Amersham - History

History

Records date back to pre-Anglo-Saxon times, when it was known as Egmondesham, and by the time that the Domesday Book was written around 1086 it had become known as Elmodesham. The Domesday entry is as follows:

Geoffrey de Mandeville holds Amersham. It answers for 7½ hides. Land for 16 ploughs; in lordship 2 hides; 3 ploughs there. 14 villagers with 4 smallholders have 9 ploughs; a further 4 possible. 7 slaves; meadow for 16 ploughs; woodland 400 pigs. The total value is and was £9; before 1066 £16. Queen Edith held this manor.

Queen Edith was the wife of Edward the Confessor and sister of king Harold, and after her death in 1075 the land passed to William the Conqueror who granted it to Geoffrey de Mandeville.

In 1200 Geoffrey, Earl of Essex obtained a charter for Amersham allowing him to hold a Friday market and a fair on 7 and 8 September. In 1613 a new charter was granted to Edward, Earl of Bedford, changing the market day to Tuesday and establishing a statute fair on 19 September.

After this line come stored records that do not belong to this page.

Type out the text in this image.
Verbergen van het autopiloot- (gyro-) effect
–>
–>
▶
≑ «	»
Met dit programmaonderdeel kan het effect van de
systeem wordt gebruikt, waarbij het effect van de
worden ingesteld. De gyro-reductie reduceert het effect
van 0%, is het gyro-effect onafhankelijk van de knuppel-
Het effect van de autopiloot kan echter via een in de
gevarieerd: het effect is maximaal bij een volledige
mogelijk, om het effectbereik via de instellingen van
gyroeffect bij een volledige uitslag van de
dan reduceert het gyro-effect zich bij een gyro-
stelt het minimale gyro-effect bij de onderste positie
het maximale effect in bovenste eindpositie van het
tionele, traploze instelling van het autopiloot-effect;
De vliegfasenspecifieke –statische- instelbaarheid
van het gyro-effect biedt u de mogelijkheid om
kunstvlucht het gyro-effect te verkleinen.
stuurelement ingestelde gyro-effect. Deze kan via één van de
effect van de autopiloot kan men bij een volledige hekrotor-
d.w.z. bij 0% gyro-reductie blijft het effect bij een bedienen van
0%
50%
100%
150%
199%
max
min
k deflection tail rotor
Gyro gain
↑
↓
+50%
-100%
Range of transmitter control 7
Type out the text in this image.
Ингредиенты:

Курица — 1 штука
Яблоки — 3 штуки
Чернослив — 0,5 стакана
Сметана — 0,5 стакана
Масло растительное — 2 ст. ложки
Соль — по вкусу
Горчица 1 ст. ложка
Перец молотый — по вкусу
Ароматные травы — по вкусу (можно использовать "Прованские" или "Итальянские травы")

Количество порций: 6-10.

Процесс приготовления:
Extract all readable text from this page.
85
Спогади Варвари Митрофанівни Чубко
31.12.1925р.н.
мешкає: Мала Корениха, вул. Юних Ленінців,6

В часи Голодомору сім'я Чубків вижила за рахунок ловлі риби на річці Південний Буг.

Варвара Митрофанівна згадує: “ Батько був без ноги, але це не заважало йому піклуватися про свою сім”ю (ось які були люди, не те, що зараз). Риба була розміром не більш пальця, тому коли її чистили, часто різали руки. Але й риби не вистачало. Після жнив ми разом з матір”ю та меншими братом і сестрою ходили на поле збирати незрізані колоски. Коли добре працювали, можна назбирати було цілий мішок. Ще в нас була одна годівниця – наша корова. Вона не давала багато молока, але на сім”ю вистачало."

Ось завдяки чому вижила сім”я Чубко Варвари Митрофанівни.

In 1521 seven Lollard dissenters (William Tylsworth, John Scrivener, Thomas Barnard, James Morden, Robert Rave, Thomas Holmes and Joan Norman) were burned at the stake in Amersham A memorial to them was built in 1931 and is inscribed as follows: "In the shallow of depression at a spot 100 yards left of this monument seven Protestants, six men and one woman were burned to death at the stake. They died for the principles of religious liberty,for the right to read and interpret the Holy Scriptures and to worship God according to their consciences as revealed through God's Holy Word". The Universal Magazine of September 1749 (p139) quotes that 'William Tylesworth' was in fact burnt in 1506, and that Thomas Bernard and James Morden, a labourer, were burnt about two years later

The area of the town now known as Amersham on the Hill was referred to as Amersham Common until after the arrival of the Metropolitan Line in 1892. After this date growth of the new area of the town gradually accelerated, with much work being done by the architect John Kennard). It is now known locally as "Top Amersham","the Top Town" or "the New Town".

In 1931, the architect Amyas Connell completed the Grade II listed art deco house, "High and Over" in Amersham. It has been used as a film location.